The Questionable Authority

It’s no secret that the current administration is not a big fan of the Endangered Species Act. Since Bush took office, only 56 species have been added to the list (for comparison, during both the Clinton and G.H.W. Bush administrations, an average of about 60 species were added every year). If cases where the listing was the result of a lawsuit settlement are excluded, that number goes down quite a bit – I know for a fact that the recent listing of 12 species of Hawaiian flies was forced as the result of a lawsuit.

In today’s Washington Post, we find out about one of the reasons for the drop in listings – the diligent efforts of Julie MacDonald, deputy assistant secretary for fish, wildlife, and parks. Ms. MacDonald, a civil engineer, has questioned, mocked, and overruled the career scientists involved in the decisionmaking process repeatedly over the last several years.

The evidence for Ms. MacDonald’s interference in ESA decisions is overwhelming. The Union for Concerned Scientists documented several cases where she interfered with specific listings for specific species. They, and other groups, have obtained documents including Microsoft Word revision records and emails via the Freedom of Information Act. I’ve read through the supporting documentation, and will blog more on some of the other cases in the coming days.

For now, I’ll leave you with one example of how she has changed findings. This instance involves the White-tailed prarie dog. Agency scientists recommended listing the species (the need for this was relatively clear, given that it’s disappeared from 92% of its historic range). MacDonald reversed that decision, and edits that she personally made (according to the FOIA-obtained MS Word “track changes” files) appeared in the final Federal Register finding. Here’s one example:

Original finding: “However, both documents clearly identify current and projected threats to the species including mortality and habitat loss, fragmentation, and degradation. We believe further evaluation of the extent of leasing and current and projected oil and gas development is necessary to complete a thorough assessment of the direct, indirect, and cumulative effects of oil and gas development to white-tailed prairie dogs and their habitat.
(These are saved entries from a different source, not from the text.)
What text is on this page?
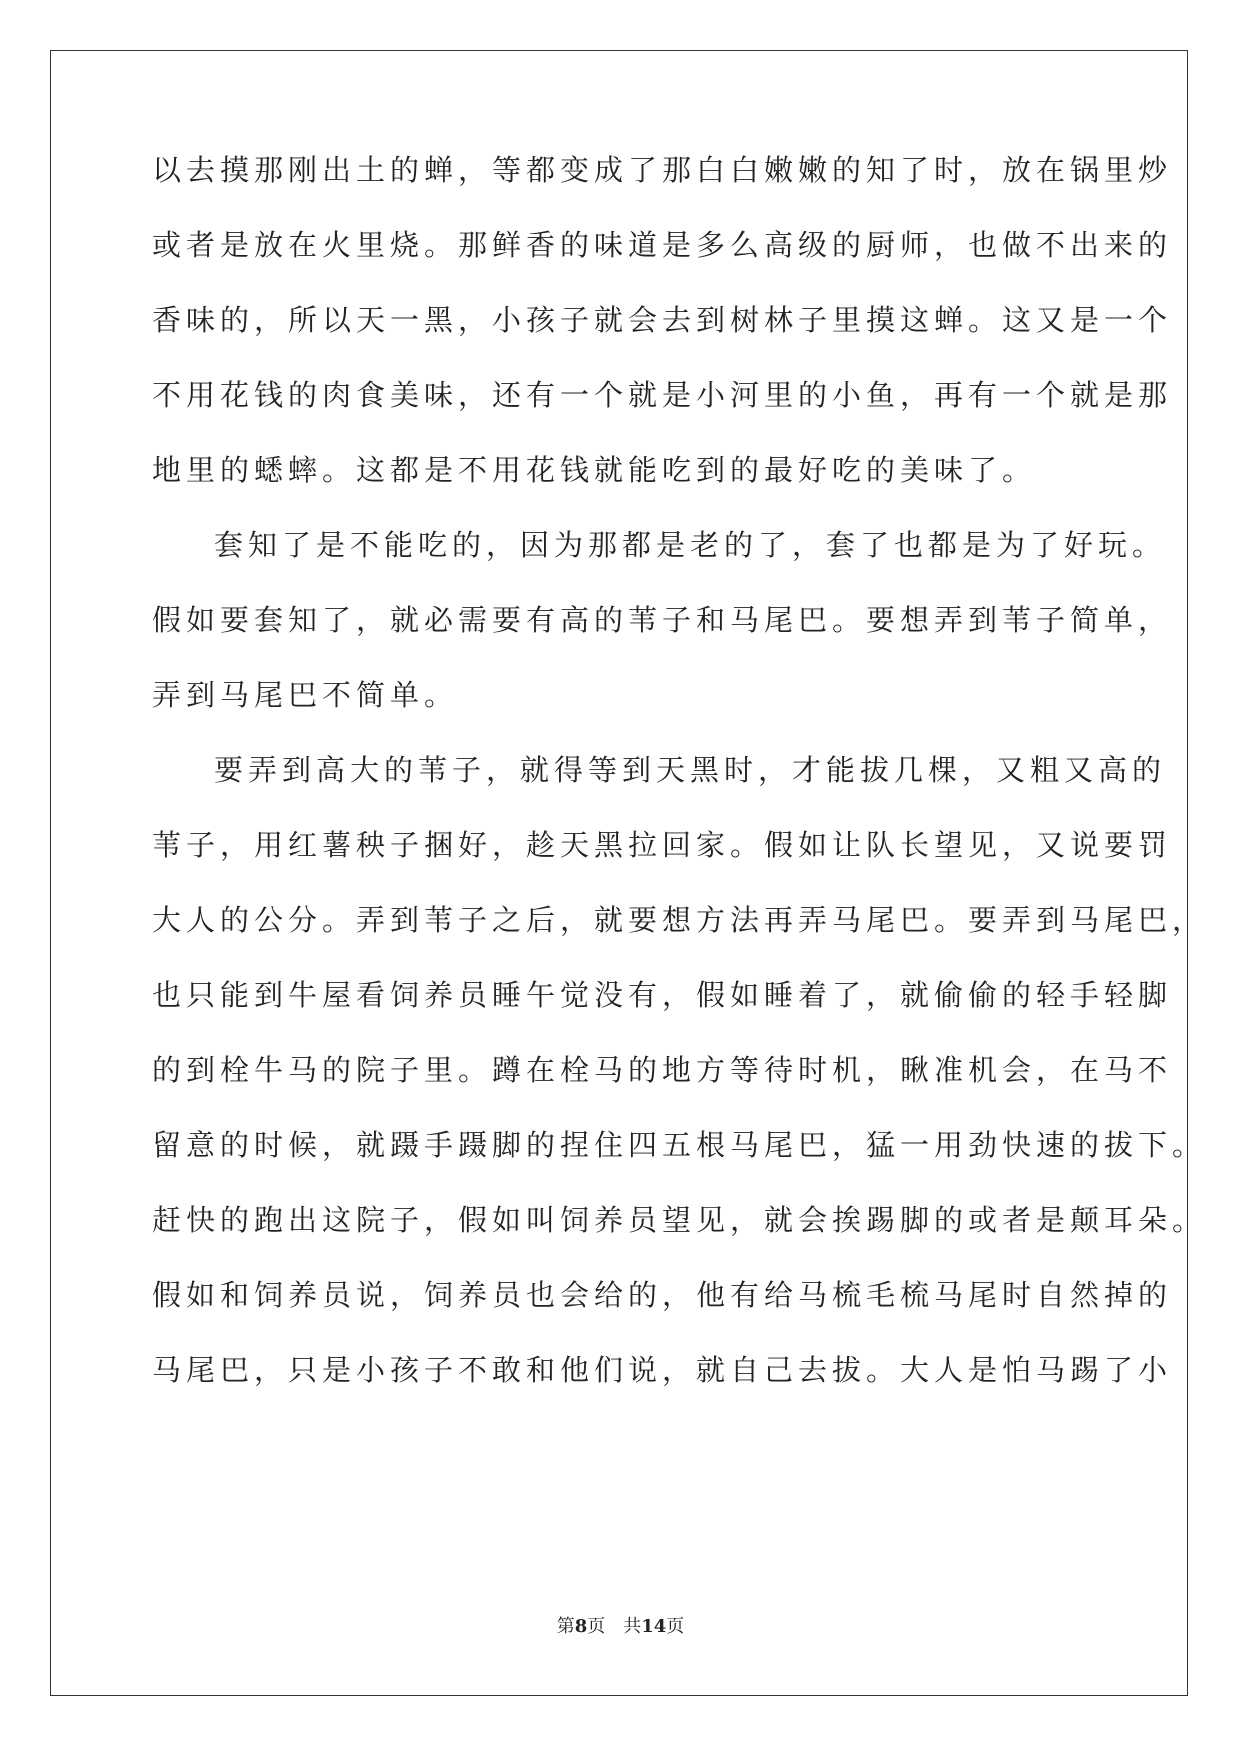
以去摸那刚出土的蝉，等都变成了那白白嫩嫩的知了时，放在锅里炒
或者是放在火里烧。那鲜香的味道是多么高级的厨师，也做不出来的
香味的，所以天一黑，小孩子就会去到树林子里摸这蝉。这又是一个
不用花钱的肉食美味，还有一个就是小河里的小鱼，再有一个就是那
地里的蟋蟀。这都是不用花钱就能吃到的最好吃的美味了。
套知了是不能吃的，因为那都是老的了，套了也都是为了好玩。
假如要套知了，就必需要有高的苇子和马尾巴。要想弄到苇子简单，
弄到马尾巴不简单。
要弄到高大的苇子，就得等到天黑时，才能拔几棵，又粗又高的
苇子，用红薯秧子捆好，趁天黑拉回家。假如让队长望见，又说要罚
大人的公分。弄到苇子之后，就要想方法再弄马尾巴。要弄到马尾巴，
也只能到牛屋看饲养员睡午觉没有，假如睡着了，就偷偷的轻手轻脚
的到栓牛马的院子里。蹲在栓马的地方等待时机，瞅准机会，在马不
留意的时候，就蹑手蹑脚的捏住四五根马尾巴，猛一用劲快速的拔下。
赶快的跑出这院子，假如叫饲养员望见，就会挨踢脚的或者是颠耳朵。
假如和饲养员说，饲养员也会给的，他有给马梳毛梳马尾时自然掉的
马尾巴，只是小孩子不敢和他们说，就自己去拔。大人是怕马踢了小
第8页 共14页
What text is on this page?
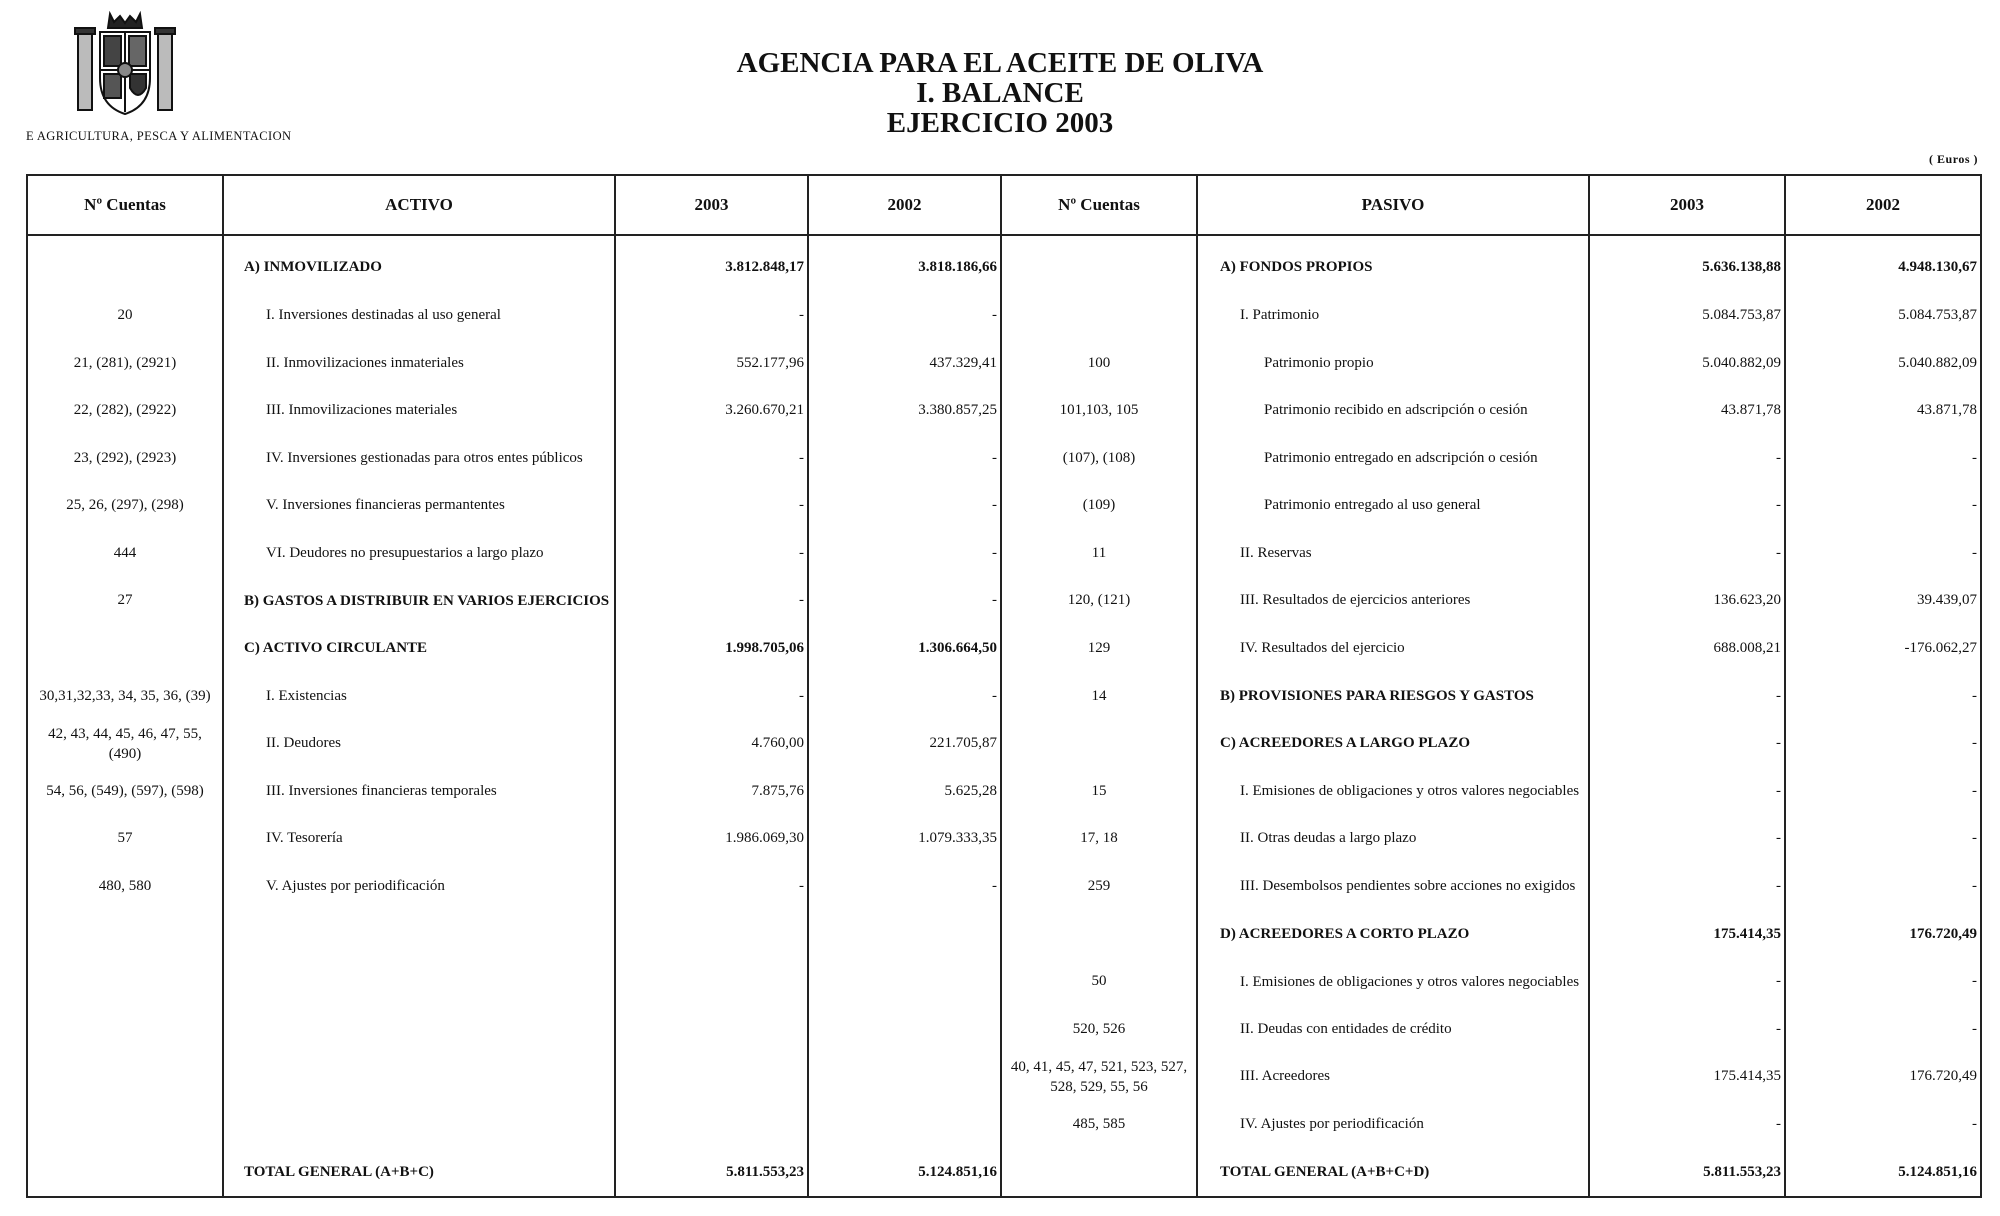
E AGRICULTURA, PESCA Y ALIMENTACION
AGENCIA PARA EL ACEITE DE OLIVA
I. BALANCE
EJERCICIO 2003
( Euros )
Nº Cuentas	ACTIVO	2003	2002	Nº Cuentas	PASIVO	2003	2002
	A) INMOVILIZADO	3.812.848,17	3.818.186,66		A) FONDOS PROPIOS	5.636.138,88	4.948.130,67
20	I. Inversiones destinadas al uso general	-	-		I. Patrimonio	5.084.753,87	5.084.753,87
21, (281), (2921)	II. Inmovilizaciones inmateriales	552.177,96	437.329,41	100	Patrimonio propio	5.040.882,09	5.040.882,09
22, (282), (2922)	III. Inmovilizaciones materiales	3.260.670,21	3.380.857,25	101,103, 105	Patrimonio recibido en adscripción o cesión	43.871,78	43.871,78
23, (292), (2923)	IV. Inversiones gestionadas para otros entes públicos	-	-	(107), (108)	Patrimonio entregado en adscripción o cesión	-	-
25, 26, (297), (298)	V. Inversiones financieras permantentes	-	-	(109)	Patrimonio entregado al uso general	-	-
444	VI. Deudores no presupuestarios a largo plazo	-	-	11	II. Reservas	-	-
27	B) GASTOS A DISTRIBUIR EN VARIOS EJERCICIOS	-	-	120, (121)	III. Resultados de ejercicios anteriores	136.623,20	39.439,07
	C) ACTIVO CIRCULANTE	1.998.705,06	1.306.664,50	129	IV. Resultados del ejercicio	688.008,21	-176.062,27
30,31,32,33, 34, 35, 36, (39)	I. Existencias	-	-	14	B) PROVISIONES PARA RIESGOS Y GASTOS	-	-
42, 43, 44, 45, 46, 47, 55, (490)	II. Deudores	4.760,00	221.705,87		C) ACREEDORES A LARGO PLAZO	-	-
54, 56, (549), (597), (598)	III. Inversiones financieras temporales	7.875,76	5.625,28	15	I. Emisiones de obligaciones y otros valores negociables	-	-
57	IV. Tesorería	1.986.069,30	1.079.333,35	17, 18	II. Otras deudas a largo plazo	-	-
480, 580	V. Ajustes por periodificación	-	-	259	III. Desembolsos pendientes sobre acciones no exigidos	-	-
					D) ACREEDORES A CORTO PLAZO	175.414,35	176.720,49
				50	I. Emisiones de obligaciones y otros valores negociables	-	-
				520, 526	II. Deudas con entidades de crédito	-	-
				40, 41, 45, 47, 521, 523, 527, 528, 529, 55, 56	III. Acreedores	175.414,35	176.720,49
				485, 585	IV. Ajustes por periodificación	-	-
	TOTAL GENERAL (A+B+C)	5.811.553,23	5.124.851,16		TOTAL GENERAL (A+B+C+D)	5.811.553,23	5.124.851,16
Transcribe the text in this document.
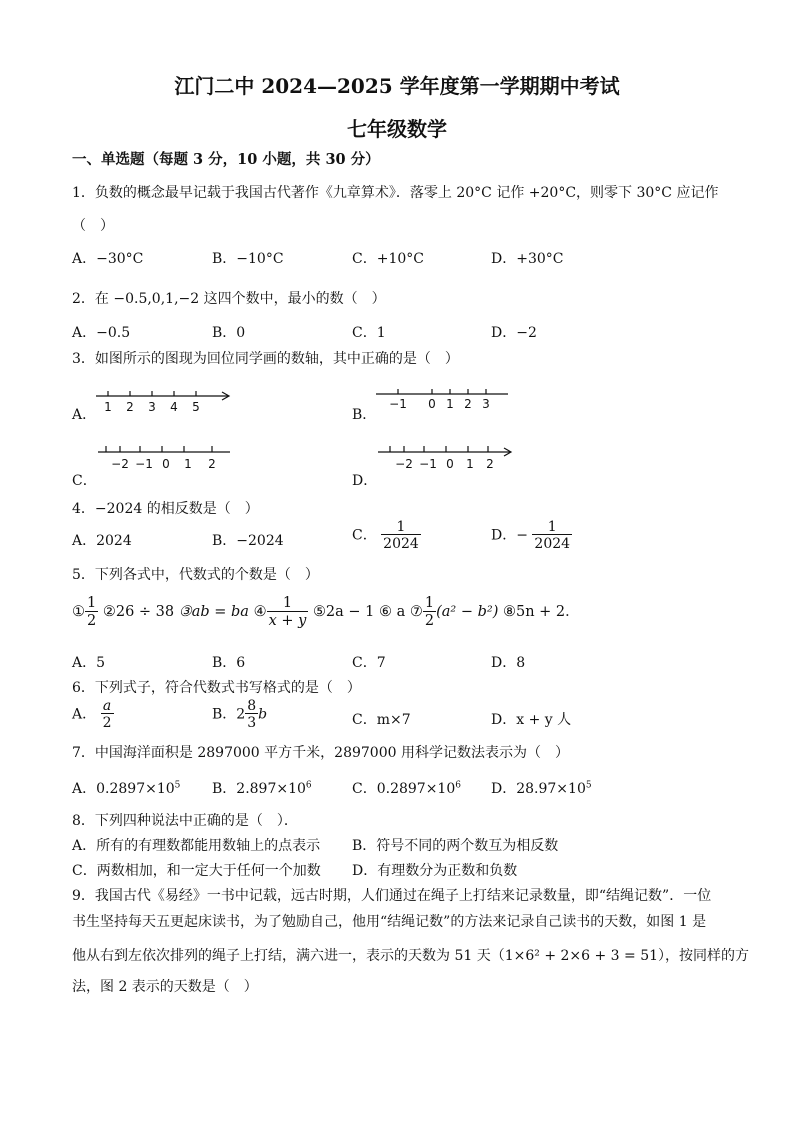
江门二中 2024—2025 学年度第一学期期中考试
七年级数学
一、单选题（每题 3 分，10 小题，共 30 分）
1．负数的概念最早记载于我国古代著作《九章算术》．落零上 20°C 记作 +20°C，则零下 30°C 应记作
（　）
A．−30°C	B．−10°C	C．+10°C	D．+30°C
2．在 −0.5,0,1,−2 这四个数中，最小的数（　）
A．−0.5	B．0	C．1	D．−2
3．如图所示的图现为回位同学画的数轴，其中正确的是（　）
A． 1 2 3 4 5	B．
−1 0 1 2 3
C．
−2 −1 0 1 2
D．
−2 −1 0 1 2
4．−2024 的相反数是（　）
A．2024	B．−2024	C． $\frac{1}{2024}$	D．− $\frac{1}{2024}$
5．下列各式中，代数式的个数是（　）
① $\frac{1}{2}$ ②26 ÷ 38 ③ab = ba ④ $\frac{1}{x + y}$ ⑤2a − 1 ⑥ a ⑦ $\frac{1}{2} (a^2 - b^2)$ ⑧5n + 2．
A．5	B．6	C．7	D．8
6．下列式子，符合代数式书写格式的是（　）
A． $\frac{a}{2}$	B．$2 \frac{8}{3}$ b	C．m×7	D．x + y 人
7．中国海洋面积是 2897000 平方千米，2897000 用科学记数法表示为（　）
A．$0.2897\times 10^5$ B．$2.897\times 10^6$	C．$0.2897\times 10^6$ D．$28.97\times 10^5$
8．下列四种说法中正确的是（　）．
A．所有的有理数都能用数轴上的点表示 B．符号不同的两个数互为相反数
C．两数相加，和一定大于任何一个加数 D．有理数分为正数和负数
9．我国古代《易经》一书中记载，远古时期，人们通过在绳子上打结来记录数量，即“结绳记数”．一位
书生坚持每天五更起床读书，为了勉励自己，他用“结绳记数”的方法来记录自己读书的天数，如图 1 是
他从右到左依次排列的绳子上打结，满六进一，表示的天数为 51 天（1×6² + 2×6 + 3 = 51），按同样的方
法，图 2 表示的天数是（　）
Further evaluation also is necessary to determine if such development is currently or is likely to result in significant impacts to the species either singly or in combination with other factors such as plague.”

After MacDonald’s edits: “And while both documents clearly identify current and projected threats to the species including mortality and habitat loss, fragmentation, and degradation, the identified threats are speculative and neither document provides substantial scientific information supporting the speculation.”

This type of political interference in the basic science used in making policy decisions did occasionally occur during past administrations, but it was the exception to the norm. Under Bush, it is no longer the exception. It is the rule, and there are fewer and fewer exceptions. If this trend is not reversed, the long-term consequences will be massive. Species do not recover from extinction (Hollywood notwithstanding), and the Bush administration’s actions here, with global warming policy, with polution, and in countless other areas have long since passed the point where they represent a clear and present danger to the future health of the planet.